Бормотов встал из-за стола. Заложив руки за спину, ходил по кабинету и думал. Себе-то он мог признаться: трудно! Ох, как трудно! Ведь и до войны уборка урожая — это напряжение всех сил. А теперь? Людей меньше, машин и лошадей меньше. От одного этого голова может пойти кругом. А она должна быть светлой. Кроме урожая есть еще непривычное, важное, огромное дело. Тут уже и в мелочах ошибаться нельзя. Вот Евдокия Степановна… Какая же она подпольщица, если ее встречный-поперечный в лицо знает? Хорошо, что она напомнила об этой «мелочи».
Бормотов остановился у стола, вздохнул.
«Ничего. Ведь „мелочь“-то все же учтена! Другие товарищи выскажут свои мнения. Чутко только слушать надо. Тогда ошибок избежать легче…»
Райком партии закладывал основы партизанского движения в глубокой тайне. Руководство подготовительной работой было сосредоточено в руках узкого круга надежных людей. Будущие рядовые партизаны знали очень мало: к кому и когда явиться — вот и все. Население не знало ничего определенного. Только домыслы, предположения, слухи. Для этого пища была обильная. Ведь люди в Осташеве знали друг друга, а в деревнях и подавно. В деревне каждый человек на виду, о нем известно все. Там знают, кто, к кому и зачем приехал. Даже костюм приезжего, его вещи подвергаются обсуждению, и мельчайшие подробности, оттененные и усиленные словоохотливыми соседками, тотчас же становятся достоянием всей деревни. Это не Москва, где люди могут жить через дом и до смерти не узнать друг друга.
С осведомленностью, с повышенным интересом сельских жителей ко двору соседа приходилось считаться.
И райком сумел сохранить тайну. За время оккупации района не только гестаповцы, но даже их пособники из местных жителей, а они все же были, так и не смогли проникнуть в сложный лабиринт подпольной и партизанской борьбы.
…Мария Гавриловна Кораблина. Всю жизнь она была учительницей. Ни замечаний, ни порицаний — только благодарности. Последние годы работала директором Черневской семилетней школы. На совесть работала.
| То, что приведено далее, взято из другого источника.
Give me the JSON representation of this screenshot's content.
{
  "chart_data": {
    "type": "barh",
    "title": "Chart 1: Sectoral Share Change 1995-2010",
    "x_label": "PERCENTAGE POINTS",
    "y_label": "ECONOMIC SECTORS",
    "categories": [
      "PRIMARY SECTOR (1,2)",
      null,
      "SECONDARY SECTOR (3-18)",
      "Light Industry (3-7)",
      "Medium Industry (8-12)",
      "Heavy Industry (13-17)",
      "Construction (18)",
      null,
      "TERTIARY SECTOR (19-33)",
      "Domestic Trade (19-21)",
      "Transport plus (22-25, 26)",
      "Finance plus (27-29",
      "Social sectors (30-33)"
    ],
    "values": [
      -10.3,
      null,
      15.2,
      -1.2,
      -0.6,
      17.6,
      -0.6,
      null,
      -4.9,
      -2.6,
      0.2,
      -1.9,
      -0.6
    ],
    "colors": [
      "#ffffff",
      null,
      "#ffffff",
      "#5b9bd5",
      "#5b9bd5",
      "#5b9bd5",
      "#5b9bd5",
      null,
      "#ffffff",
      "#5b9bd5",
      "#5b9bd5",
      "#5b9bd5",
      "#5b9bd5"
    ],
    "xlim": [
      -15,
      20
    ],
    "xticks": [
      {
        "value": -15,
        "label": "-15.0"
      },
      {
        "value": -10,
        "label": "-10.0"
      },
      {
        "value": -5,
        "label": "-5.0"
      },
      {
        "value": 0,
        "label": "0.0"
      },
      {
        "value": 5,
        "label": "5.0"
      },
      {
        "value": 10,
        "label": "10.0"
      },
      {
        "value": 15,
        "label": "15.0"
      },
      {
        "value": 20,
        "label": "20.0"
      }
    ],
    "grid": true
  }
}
Любили и учителя и школьники. А вот, поди ты, проштрафилась! Зря не снимут с поста директора, не переведут простой учительницей в маленькую двухкомплектную Солодовскую школу. Эх, не повезло Марии Гавриловне! Пожилая, душевная женщина, и чем она не угодила начальству? Опять же, за здорово живешь не накажут, не понизят в должности. Если в такое-то тревожное время дошла до нее рука начальства, видно, все-таки оступилась.
Слухи, слухи…
Директор Осташевской школы Иван Николаевич Назаров. Географ, охотник, рыболов. Никакой работы не боится. Летом население района своими силами строило дорогу Осташево — Волоколамск. Назаров — комиссар строительства. Все время с людьми, всегда на виду. И вот — нет Назарова. Как в воду канул. Родные, правда, знали, что Иван Николаевич командирован в район на поимку вражеских лазутчиков-парашютистов. Это учитель-то! Как будто нет военных, милиции. Да что же это в самом деле?
Догадки, предположения…
Лучший работник типографии Емельян Зайцев поломал печатную машину — американку. И ведь угораздило — машину надо не то в ремонт, не то прямо в утиль. Все же решили — в ремонт. И Зайцеву, в наказание, дали приказ: увезти, починить! А потом и вообще неслыханное дело: какой-то тип стал ловко похищать из типографии бумагу и шрифты. Велика ли корысть? Бумага — селедки завертывать? Из шрифтов можно дробь отлить, теперь как раз охотничий сезон. Но какая же охота, когда война? Милиционер в типографию приходил, но толку чуть. Спросил, записал, ушел.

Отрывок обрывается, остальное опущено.